Всё же поистине неувядающий, нетленный свет обрели герои-интеллигенты Зайцева и Шмелева. Они возложили свои упования не на преходящие, земные идеалы, а на Бога. Шмелёв находил источник болезни интеллигенции в чужеродном русской традиции материализме, пронизавшем все сферы душевной жизни, в культе удовольствий. Простая крестьянка Дарья Степановна в «Няне из Москвы» (1935) всею своею жизнью устремлена к высшему образу христианской святости — идеалу «нищей духом». Именно её устами выносил автор диагноз болезни русской интеллигенции. Няня не приемлет холодного модного принципа нравственного эстетизма в воззрениях хозяев: «не красивое, а доброе дело сделал»1. Ей дано увидеть мертвенную, антихристианскую суть их плотских привязанностей, особенно ярко проступившую в предсмертные минуты. Она улавливает и первопричину их болезни: не любя Бога, они не способны полюбить и ближнего. Гордыня, отсутствие смирения делают хозяев жестокими к самым близким. Линия русского интеллигента на пути к Богу представлена в трилогии Шмелёва «Пути Небесные» (19351947). Тупик позитивного сознания привел главного героя, Виктора Алексеевича, к череде падений, а затем, благодатным тайным промыслом ему даруется спасение в монастырском приближении к Богу.

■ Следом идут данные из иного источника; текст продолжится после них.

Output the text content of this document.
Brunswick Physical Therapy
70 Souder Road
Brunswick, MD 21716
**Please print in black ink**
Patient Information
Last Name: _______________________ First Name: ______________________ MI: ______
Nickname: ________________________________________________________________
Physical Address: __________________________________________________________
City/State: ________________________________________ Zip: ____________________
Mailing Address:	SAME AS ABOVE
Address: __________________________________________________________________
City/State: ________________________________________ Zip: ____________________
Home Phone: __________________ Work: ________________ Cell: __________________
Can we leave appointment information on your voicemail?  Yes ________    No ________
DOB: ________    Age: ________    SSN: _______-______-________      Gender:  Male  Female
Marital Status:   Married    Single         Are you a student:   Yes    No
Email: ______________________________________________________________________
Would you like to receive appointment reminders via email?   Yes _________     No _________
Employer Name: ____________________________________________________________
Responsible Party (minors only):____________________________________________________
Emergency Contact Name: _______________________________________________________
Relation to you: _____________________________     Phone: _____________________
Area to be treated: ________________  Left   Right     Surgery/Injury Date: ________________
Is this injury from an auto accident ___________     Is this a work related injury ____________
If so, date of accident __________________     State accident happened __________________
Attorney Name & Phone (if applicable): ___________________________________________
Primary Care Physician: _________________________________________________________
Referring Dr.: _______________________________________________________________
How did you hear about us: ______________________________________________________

Аналогичный выход увидел для русского человека в изгнании Борис Зайцев. Его интеллигент не встречал на своём пути стольких внутренних препон, как герой Шмелёва (от бунтаря Шеметова в «Лике Скрытом» до изверившегося в Божием бытии перед трагедией мира рассказчика «Солнца мертвых»). «Изгнание» героя Зайцева уже в раннем одноимённом рассказе (1911) представляло собою добровольный порыв от плотного, здешнего мира — в мир духовный, было ответом на тайный зов. С ещё большей определённостью этот мотив прозвучал в зрелом романе «Дом в Пасси» (1935). Тем не менее, Зайцев реалистически увидел судьбу русской интеллигенции в ХХ в.: не всякая душа оказывается способной принять в себя Бога. Роман стал метафорой Христовой притчи о «доме на камне» и «доме на песке»: спасительном пути православной духовности (монастырь в латинском квартале) — и том страшном котловане, который готовит для себя безрелигиозная культура. Своим романом Зайцев вводил сугубо русскую тему в круг всеобщей альтернативы спасения или гибели мировой культуры и констатировал лишённый идеализации трагический прогноз судьбам приверженцев мира здешнего.
Проза старших эмигрантов открыла новые, глубинные процессы в «русской теме», стараясь, в своей критической части, поставить «диагноз» новым русским «духовным болезням» в реальности «повзрослевшего» ХХ в. — а в своём позитивном поиске стала утверждающей, альтернативой экзистенциальным, разрушительным устремлениям философии младших поколений.